Another idea is to replace the title with a tag/markup before performing any transformations and then re-add the title and remove the tag/markup, for example:

  1. get the html text
<p>"<b>Brandy (You're a Fine Girl)</b>" is a 1972 song written and composed by Elliot Lurie and recorded by Lurie's band, Looking Glass, on their debut album <i>Looking Glass.</i> [...]
  1. Replace title from html text before summarize transformation
<p>"<b><post-process-title></b>" is a 1972 song written and composed by Elliot Lurie and recorded by Lurie's band, Looking Glass, on their debut album <i>Looking Glass.</i> [...]
  1. Re-add title after summarize transformation replacing <post-process-title>
<p>"<b>Brandy (You're a Fine Girl)</b>" is a 1972 song written and composed by Elliot Lurie and recorded by Lurie's band, Looking Glass, on their debut album <i>Looking Glass.</i> [...]
LGoto raised the priority of this task from Medium to High.Aug 21 2019, 3:52 PM

We're focused on other goals right now for Q1 but this is important and should be looked into.

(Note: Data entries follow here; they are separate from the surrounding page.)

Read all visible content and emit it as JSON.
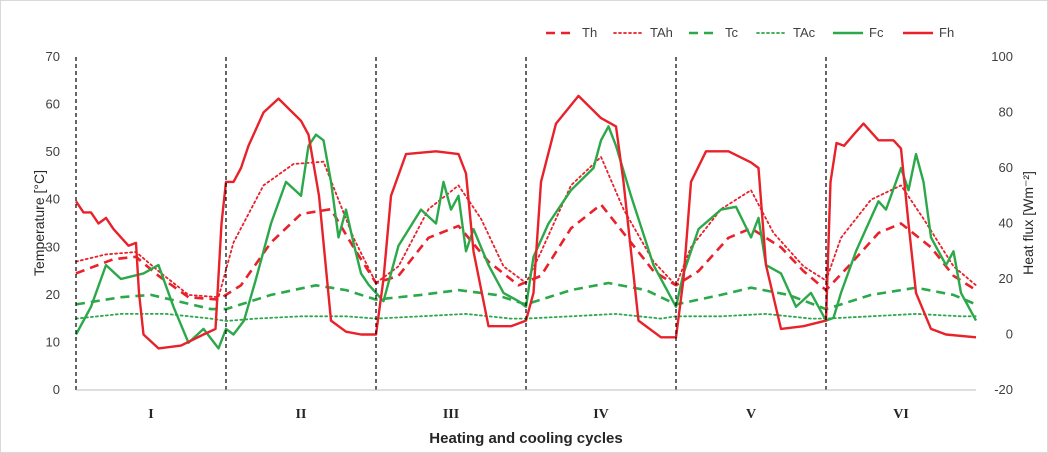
{
  "chart_data": {
    "type": "line",
    "title": "",
    "xlabel": "Heating and cooling  cycles",
    "ylabel": "Temperature [°C]",
    "y2label": "Heat flux [Wm⁻²]",
    "ylim": [
      0,
      70
    ],
    "y2lim": [
      -20,
      100
    ],
    "yticks": [
      "0",
      "10",
      "20",
      "30",
      "40",
      "50",
      "60",
      "70"
    ],
    "y2ticks": [
      "-20",
      "0",
      "20",
      "40",
      "60",
      "80",
      "100"
    ],
    "xlim": [
      0,
      6
    ],
    "cycles": [
      "I",
      "II",
      "III",
      "IV",
      "V",
      "VI"
    ],
    "cycle_boundaries": [
      0,
      1,
      2,
      3,
      4,
      5,
      6
    ],
    "legend_position": "top-right",
    "grid": false,
    "series": [
      {
        "name": "Th",
        "axis": "left",
        "color": "#e8212a",
        "style": "dashed",
        "x": [
          0,
          0.25,
          0.4,
          0.55,
          0.75,
          0.95,
          1.1,
          1.3,
          1.5,
          1.7,
          1.85,
          2.0,
          2.15,
          2.35,
          2.55,
          2.75,
          2.95,
          3.1,
          3.3,
          3.5,
          3.7,
          3.85,
          4.0,
          4.15,
          4.35,
          4.5,
          4.7,
          4.85,
          5.0,
          5.15,
          5.35,
          5.5,
          5.7,
          5.85,
          6.0
        ],
        "y": [
          24.5,
          27.5,
          28,
          24,
          19.5,
          19,
          22,
          31,
          37,
          38,
          30,
          22.5,
          24,
          32,
          34.5,
          27,
          22,
          24,
          34,
          39,
          31,
          25,
          22,
          25,
          32,
          34,
          30,
          25,
          21,
          26,
          33,
          35,
          30,
          24,
          21
        ]
      },
      {
        "name": "TAh",
        "axis": "left",
        "color": "#e8212a",
        "style": "dotted",
        "x": [
          0,
          0.2,
          0.4,
          0.55,
          0.75,
          0.95,
          1.05,
          1.25,
          1.45,
          1.65,
          1.85,
          2.0,
          2.15,
          2.35,
          2.55,
          2.7,
          2.85,
          3.0,
          3.1,
          3.3,
          3.5,
          3.65,
          3.85,
          4.0,
          4.1,
          4.3,
          4.5,
          4.65,
          4.85,
          5.0,
          5.1,
          5.3,
          5.5,
          5.65,
          5.85,
          6.0
        ],
        "y": [
          27,
          28.5,
          29,
          25,
          20,
          19.5,
          31,
          43,
          47.5,
          48,
          32,
          22.5,
          26,
          38,
          43,
          36,
          26,
          22.5,
          29,
          43,
          49,
          38,
          27,
          22,
          30,
          38,
          42,
          33,
          26,
          23,
          32,
          40,
          43,
          36,
          26,
          22
        ]
      },
      {
        "name": "Tc",
        "axis": "left",
        "color": "#2ba84a",
        "style": "dashed",
        "x": [
          0,
          0.3,
          0.5,
          0.7,
          0.9,
          1.0,
          1.3,
          1.6,
          1.8,
          2.0,
          2.3,
          2.55,
          2.8,
          3.0,
          3.3,
          3.55,
          3.8,
          4.0,
          4.3,
          4.5,
          4.75,
          5.0,
          5.3,
          5.6,
          5.85,
          6.0
        ],
        "y": [
          18,
          19.5,
          20,
          18.5,
          17,
          17,
          20,
          22,
          21,
          19,
          20,
          21,
          20,
          18,
          21,
          22.5,
          21,
          18,
          20,
          21.5,
          20,
          17,
          20,
          21.5,
          20,
          18
        ]
      },
      {
        "name": "TAc",
        "axis": "left",
        "color": "#2ba84a",
        "style": "dotted",
        "x": [
          0,
          0.3,
          0.6,
          0.9,
          1.0,
          1.2,
          1.5,
          1.8,
          2.0,
          2.3,
          2.6,
          2.9,
          3.0,
          3.3,
          3.6,
          3.9,
          4.0,
          4.3,
          4.6,
          4.9,
          5.0,
          5.3,
          5.6,
          5.9,
          6.0
        ],
        "y": [
          15,
          16,
          16,
          15,
          14.5,
          15,
          15.5,
          15.5,
          15,
          15.5,
          16,
          15,
          15,
          15.5,
          16,
          15,
          15.5,
          15.5,
          16,
          15,
          15,
          15.5,
          16,
          15.5,
          15.5
        ]
      },
      {
        "name": "Fc",
        "axis": "right",
        "color": "#2ba84a",
        "style": "solid",
        "x": [
          0,
          0.1,
          0.2,
          0.3,
          0.45,
          0.55,
          0.65,
          0.75,
          0.85,
          0.95,
          1.0,
          1.05,
          1.12,
          1.2,
          1.3,
          1.4,
          1.5,
          1.55,
          1.6,
          1.65,
          1.7,
          1.75,
          1.8,
          1.85,
          1.9,
          1.95,
          2.0,
          2.05,
          2.15,
          2.3,
          2.4,
          2.45,
          2.5,
          2.55,
          2.6,
          2.65,
          2.75,
          2.85,
          2.95,
          3.0,
          3.05,
          3.15,
          3.3,
          3.45,
          3.5,
          3.55,
          3.6,
          3.7,
          3.85,
          3.95,
          4.0,
          4.05,
          4.15,
          4.3,
          4.4,
          4.5,
          4.55,
          4.6,
          4.7,
          4.8,
          4.9,
          5.0,
          5.05,
          5.1,
          5.2,
          5.3,
          5.35,
          5.4,
          5.5,
          5.55,
          5.6,
          5.65,
          5.7,
          5.8,
          5.85,
          5.9,
          6.0
        ],
        "y": [
          0,
          10,
          25,
          20,
          22,
          25,
          10,
          -3,
          2,
          -5,
          2,
          0,
          5,
          20,
          40,
          55,
          50,
          68,
          72,
          70,
          55,
          35,
          45,
          33,
          22,
          18,
          15,
          12,
          32,
          45,
          40,
          55,
          45,
          50,
          30,
          38,
          25,
          15,
          12,
          10,
          28,
          40,
          52,
          60,
          70,
          75,
          68,
          50,
          25,
          15,
          10,
          22,
          38,
          45,
          46,
          35,
          42,
          25,
          22,
          10,
          15,
          5,
          6,
          15,
          30,
          42,
          48,
          45,
          60,
          52,
          65,
          55,
          35,
          25,
          30,
          15,
          5
        ]
      },
      {
        "name": "Fh",
        "axis": "right",
        "color": "#e8212a",
        "style": "solid",
        "x": [
          0,
          0.05,
          0.1,
          0.15,
          0.2,
          0.25,
          0.3,
          0.35,
          0.4,
          0.42,
          0.45,
          0.55,
          0.7,
          0.85,
          0.93,
          0.97,
          1.0,
          1.05,
          1.1,
          1.15,
          1.25,
          1.35,
          1.5,
          1.55,
          1.62,
          1.7,
          1.8,
          1.9,
          2.0,
          2.05,
          2.1,
          2.2,
          2.4,
          2.55,
          2.6,
          2.65,
          2.75,
          2.9,
          3.0,
          3.05,
          3.1,
          3.2,
          3.35,
          3.5,
          3.6,
          3.65,
          3.75,
          3.9,
          4.0,
          4.05,
          4.1,
          4.2,
          4.35,
          4.5,
          4.55,
          4.6,
          4.7,
          4.85,
          5.0,
          5.03,
          5.07,
          5.12,
          5.2,
          5.25,
          5.35,
          5.45,
          5.5,
          5.55,
          5.6,
          5.7,
          5.8,
          6.0
        ],
        "y": [
          48,
          44,
          44,
          40,
          42,
          38,
          35,
          32,
          33,
          15,
          0,
          -5,
          -4,
          0,
          2,
          40,
          55,
          55,
          60,
          68,
          80,
          85,
          77,
          72,
          50,
          5,
          1,
          0,
          0,
          20,
          50,
          65,
          66,
          65,
          58,
          30,
          3,
          3,
          5,
          15,
          55,
          76,
          86,
          78,
          75,
          55,
          5,
          -1,
          -1,
          20,
          55,
          66,
          66,
          62,
          60,
          25,
          2,
          3,
          5,
          55,
          69,
          68,
          73,
          76,
          70,
          70,
          67,
          40,
          15,
          2,
          0,
          -1
        ]
      }
    ]
  }
}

We would be happy to review patches to the service if anyone from the web team has some cycles before we get to it, it may take some time.

LGoto lowered the priority of this task from High to Medium.Aug 28 2019, 3:54 PM
vadim-kovalenko changed the task status from Open to In Progress.Jan 18 2023, 6:39 PM
vadim-kovalenko claimed this task.
vadim-kovalenko moved this task from Backlog to In Progress on the Content-Transform-Team-WIP board.

Change 881384 had a related patch set uploaded (by Vadim Kovalenko; author: Vadim Kovalenko):

[mediawiki/services/mobileapps@master] Mobileapps: Page summaries should not strip the normalized title from the extract

https://gerrit.wikimedia.org/r/881384

This bug usually happens with articles that have music album/song name in the lead paragraph. I found a few more examples of the bug:

There is a regexp pattern that I applied to mitigate this issue:

  1. Text is inside <b> tag.
  2. Text contains parentheses.
  3. Text might contain single quotes and spaces.

Regexp doesn't contain numbers. This is a pretty rare case that increases regexp calculation, so I decided to omit it (for now).

Change 881384 merged by jenkins-bot:

[mediawiki/services/mobileapps@master] Mobileapps: Page summaries should not strip the normalized title from the extract

https://gerrit.wikimedia.org/r/881384

Still seeing the bug on prod (but perhaps it's not deployed yet?)

IMG_E945F45A8F92-1.jpeg (2×1 px, 1 MB)

Since this is against production data, I'm not really sure how to confirm this against the beta cluster. https://en.wikipedia.beta.wmflabs.org/api/rest_v1/page/summary/Brandy_(You're_a_Fine_Girl) fails for me. https://en.wikipedia.org/api/rest_v1/page/summary/Brandy_(You're_a_Fine_Girl) is still stripping the parenthesis.

Seems that this hasn't been deployed to prod yet, local instance works for me, pls check: http://localhost:8888/en.wikipedia.org/v1/page/summary/Brandy_(You're_a_Fine_Girl)

extract_html: "<p>\"<b>Brandy (You're a Fine Girl)</b>\" is a 1972 song by American pop rock band Looking Glass from their debut album, <i>Looking Glass</i>. It was written by Looking Glass lead guitarist and co-vocalist Elliot Lurie.</p>"

@vadim-kovalenko I tested it locally, and interestingly it looks like iOS also strips out parenthesis client side (here). I'm not opposed to modifying it to match, or removing entirely so that we only have parenthesis logic in one place server-side. Let's discuss this and T263932 in our next sync and decide.